# Java API um HTML Elemente von externen Websiten zu bekommen



## rafi072001 (13. Apr 2021)

Hallo,

ich will eine Android App programmieren. In einem bestimmten Fragment in dieser App soll es möglich sein Gerichte auszuwählen und die App soll dann autoamtisch eine Einkaufliste für die ganze Woche bezüglich der ausgewählten Gerichte erstellen. Die Idee ist, dass alle Rezept von folgendem Link als Auswahlmöglichkeit habe :https://www.aldi-sued.de/de/rezepte/alle-rezepte.html Das heißt im Prinzip, dass ich die HTML Elemente der Website mit den Einzelnen Rezepten irgendwie in meine App bekommen will (mit Bild etc). Wenn ich dann ein Gericht auswähle soll die App auch automatisch die Zutaten in ein Array etc. speichern.
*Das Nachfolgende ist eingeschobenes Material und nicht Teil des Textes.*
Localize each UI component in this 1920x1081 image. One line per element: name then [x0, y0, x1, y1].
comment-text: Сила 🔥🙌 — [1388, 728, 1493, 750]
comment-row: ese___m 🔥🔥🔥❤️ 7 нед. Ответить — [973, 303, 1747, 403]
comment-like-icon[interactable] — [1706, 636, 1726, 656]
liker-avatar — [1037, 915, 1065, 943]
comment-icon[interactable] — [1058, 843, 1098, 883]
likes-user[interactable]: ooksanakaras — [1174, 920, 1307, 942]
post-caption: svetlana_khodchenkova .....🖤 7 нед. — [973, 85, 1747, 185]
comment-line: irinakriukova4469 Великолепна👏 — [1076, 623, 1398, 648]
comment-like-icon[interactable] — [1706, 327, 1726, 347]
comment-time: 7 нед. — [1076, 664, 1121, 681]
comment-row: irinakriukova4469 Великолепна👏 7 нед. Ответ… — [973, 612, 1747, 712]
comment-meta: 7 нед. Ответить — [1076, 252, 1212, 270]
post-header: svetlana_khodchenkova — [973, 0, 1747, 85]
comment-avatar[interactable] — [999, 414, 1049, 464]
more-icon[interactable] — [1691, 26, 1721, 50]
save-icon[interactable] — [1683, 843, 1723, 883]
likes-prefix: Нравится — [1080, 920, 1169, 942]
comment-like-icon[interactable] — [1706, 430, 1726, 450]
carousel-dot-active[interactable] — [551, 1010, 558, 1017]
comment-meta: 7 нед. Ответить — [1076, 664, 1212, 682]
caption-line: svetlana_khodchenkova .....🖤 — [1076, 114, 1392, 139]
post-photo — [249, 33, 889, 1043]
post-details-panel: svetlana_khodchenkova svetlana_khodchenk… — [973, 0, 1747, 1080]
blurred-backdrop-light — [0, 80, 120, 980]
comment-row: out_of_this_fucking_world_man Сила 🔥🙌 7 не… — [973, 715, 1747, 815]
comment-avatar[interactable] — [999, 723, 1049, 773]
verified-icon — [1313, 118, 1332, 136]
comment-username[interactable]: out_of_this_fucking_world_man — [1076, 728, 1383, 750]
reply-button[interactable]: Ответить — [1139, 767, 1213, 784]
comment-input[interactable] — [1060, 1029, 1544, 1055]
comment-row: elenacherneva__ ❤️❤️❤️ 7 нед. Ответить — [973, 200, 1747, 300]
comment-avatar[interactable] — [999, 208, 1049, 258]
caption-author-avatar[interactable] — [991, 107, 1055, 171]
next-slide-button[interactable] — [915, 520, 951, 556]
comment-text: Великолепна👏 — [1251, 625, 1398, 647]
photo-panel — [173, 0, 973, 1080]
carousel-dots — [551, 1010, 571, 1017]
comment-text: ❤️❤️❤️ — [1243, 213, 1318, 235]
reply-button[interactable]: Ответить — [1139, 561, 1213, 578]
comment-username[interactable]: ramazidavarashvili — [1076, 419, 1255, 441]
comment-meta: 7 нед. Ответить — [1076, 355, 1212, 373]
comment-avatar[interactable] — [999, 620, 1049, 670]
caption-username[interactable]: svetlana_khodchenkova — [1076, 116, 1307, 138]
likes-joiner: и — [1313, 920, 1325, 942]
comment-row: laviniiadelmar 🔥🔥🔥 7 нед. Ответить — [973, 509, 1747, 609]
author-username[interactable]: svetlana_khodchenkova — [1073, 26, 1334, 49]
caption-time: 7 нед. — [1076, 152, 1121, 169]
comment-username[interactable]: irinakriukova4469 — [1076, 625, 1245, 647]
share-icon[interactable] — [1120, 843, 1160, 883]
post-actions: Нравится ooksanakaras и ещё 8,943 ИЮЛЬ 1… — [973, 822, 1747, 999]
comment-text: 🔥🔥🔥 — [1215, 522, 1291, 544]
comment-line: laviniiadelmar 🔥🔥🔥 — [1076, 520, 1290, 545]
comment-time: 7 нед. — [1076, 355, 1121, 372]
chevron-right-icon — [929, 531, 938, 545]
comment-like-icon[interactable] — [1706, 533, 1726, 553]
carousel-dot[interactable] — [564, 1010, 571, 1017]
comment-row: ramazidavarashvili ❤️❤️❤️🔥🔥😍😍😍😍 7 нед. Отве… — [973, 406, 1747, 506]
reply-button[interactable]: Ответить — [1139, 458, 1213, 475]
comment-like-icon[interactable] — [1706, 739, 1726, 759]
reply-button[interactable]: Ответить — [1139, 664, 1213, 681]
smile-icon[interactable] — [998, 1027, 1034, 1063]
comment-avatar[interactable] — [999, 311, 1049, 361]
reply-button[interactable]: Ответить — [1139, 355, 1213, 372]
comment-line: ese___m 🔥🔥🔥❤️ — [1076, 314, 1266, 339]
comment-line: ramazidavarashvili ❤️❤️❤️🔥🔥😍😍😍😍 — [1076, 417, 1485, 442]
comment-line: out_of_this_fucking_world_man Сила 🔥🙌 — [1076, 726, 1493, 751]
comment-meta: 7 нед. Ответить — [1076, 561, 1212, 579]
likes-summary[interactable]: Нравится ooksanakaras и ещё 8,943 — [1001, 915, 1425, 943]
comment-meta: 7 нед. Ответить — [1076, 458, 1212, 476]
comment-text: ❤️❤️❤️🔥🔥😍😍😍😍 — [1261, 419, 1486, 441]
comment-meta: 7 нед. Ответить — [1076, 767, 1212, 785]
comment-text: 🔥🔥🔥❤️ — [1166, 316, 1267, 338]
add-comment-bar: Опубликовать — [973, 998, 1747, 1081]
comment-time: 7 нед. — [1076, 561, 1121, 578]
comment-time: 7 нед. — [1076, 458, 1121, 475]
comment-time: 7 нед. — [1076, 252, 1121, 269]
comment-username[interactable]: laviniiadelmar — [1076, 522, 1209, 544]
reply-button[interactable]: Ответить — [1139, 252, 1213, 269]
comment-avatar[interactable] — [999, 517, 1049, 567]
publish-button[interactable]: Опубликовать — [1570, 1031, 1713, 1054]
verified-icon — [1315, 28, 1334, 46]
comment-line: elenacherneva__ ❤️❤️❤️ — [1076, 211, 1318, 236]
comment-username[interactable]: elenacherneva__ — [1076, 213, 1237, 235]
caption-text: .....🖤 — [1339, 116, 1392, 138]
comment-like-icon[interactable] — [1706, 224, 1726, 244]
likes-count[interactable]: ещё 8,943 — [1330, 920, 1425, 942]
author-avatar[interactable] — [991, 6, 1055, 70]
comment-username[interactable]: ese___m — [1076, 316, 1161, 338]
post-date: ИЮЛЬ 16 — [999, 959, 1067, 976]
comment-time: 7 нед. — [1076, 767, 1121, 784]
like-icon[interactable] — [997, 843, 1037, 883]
Gibt es eine Möglichkeit ... API etc. womit ich das realisieren kann ?

Mit freundlichen Grüßen

Rafael


----------



## kneitzel (13. Apr 2021)

Die erste Frage ist, was du genau machen willst.

Zur Entwicklungszeit die Webseite auslesen und alles z.B. in einer Datenbank speichern um diese dann in der App zu nutzen und mit der App zu verbreiten?
Oder soll die App generell nur die Webseite auslesen und sozusagen nur als "Browser" dienen?

Bei ersterem hätte ich massive bedenken. Das macht dich schnell sehr angreifbar. Alleine schon die Verwendung fremder Fotos für die Du keine Rechte hast, diese zu benutzen.

Bei zweitem sehe ich Probleme, da
a) ich den Mehrwert noch nicht sehe - wo ist der Vorteil gegenüber der original Webseite
b) wenn die Seite sich ändert, wird deine App leicht nicht mehr funktionieren

Aber egal - wie dem aus sei: HTML Seiten kannst Du ganz normal mit http Requests abfragen. Dazu gibt es z.B. schon basis-Klassen im Java Framework aber Du kannst auch Libraries wie den Apache HTTP Client oder innerhalb von Android vielleicht den Google http client.

HTML, das Du bekommst, kannst Du per JSoup auswerten: https://jsoup.org/

Das ist aber erst einmal nur die einfache Sicht auf einfache HTML Seiten. Problematischer wird es sofort, wenn die Webseite "aktiv" ist. Also wenn die Seite über JavaScript sich selbst aktualisiert und verändert. Dadurch wird es zwar deutlich komplexer, aber mit etwas Glück findet man bei der Analyse dann einen Webservice und den kann man dann ggf. auch selbst ansprechen. Das könnte es dann unter dem Strich sogar wieder vereinfachen (nachdem man die Analyse beendet hat)


----------



## M.L. (14. Apr 2021)

rafi072001 hat gesagt.:


> API


Da könnte die IT-Abteilung von Aldi Süd eventuell mehr wissen und ermöglichen. Aber wie schon geschrieben...


----------